While Japan has long been a leader in energy efficiency, current domestic power shortages have brought a new urgency to its environmental efforts. The original post-war miracle, economic growth fueled by any available energy sources, is being superseded by a desire for economic security and clean, sustainable energy. In the last few months, it has been virtually impossible to watch TV or ride the subway in Tokyo without seeing brands advertising their “eco” initiatives or suggesting ways that the public can help lower power consumption. Electricity utilization rates are prominently displayed as the country employs various means to manage demand including “Super Cool Biz” dress codes for office workers, and “Green Curtains” for homes and offices (climbing plants in front of buildings that provide natural air conditioning). Within this changed landscape, it is inspiring to see brands like the telecommunications upstart Softbank, seizing the moment and announcing its move into solar energy.

The most relevant green messages in Japan continue to be targeted at consumers and focused on products.

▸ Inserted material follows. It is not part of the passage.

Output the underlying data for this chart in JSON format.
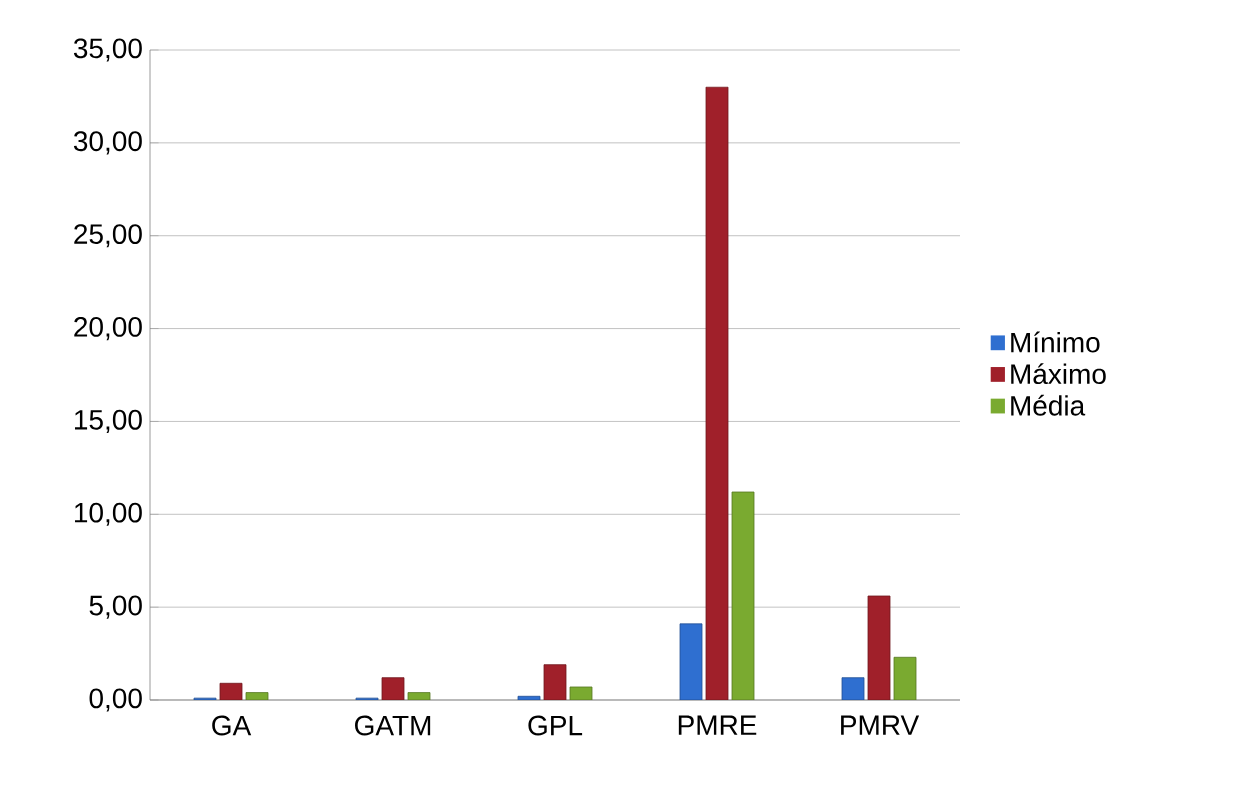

This contrasts sharply with Western Europe or the U.S. where expectations of the business community are more balanced across a range of activities from products, recycling to advocacy, and suggests an interesting angle on eco-consciousness in Japan. While the debate in Japan seems to be less ideologically driven than in other countries and more focused on the benefits to the individual or the business, it may ultimately prove more effective at persuading the majority to adopt greener lifestyles and ways of working. Of course, it remains to be seen whether this more pragmatic approach can bear fruit outside Japan.

For many Japanese companies, the green movement fits nicely within existing corporate philosophies inherited from their founders. It requires only a slight reinterpretation to adapt these idealistic principles to match with the realities of the 21st century.

The green space is crowded with brands, NGOs, and government organizations all intent on claiming leadership. But as our ranking shows, Japan is well-positioned to capitalize on its achievements to date and carry the ball forward with a renewed sense of purpose. Recent events have brought the country’s energy reality into sharp focus: The new challenge is achieving sustainable, long-term economic security fueled by green technology and clean energy.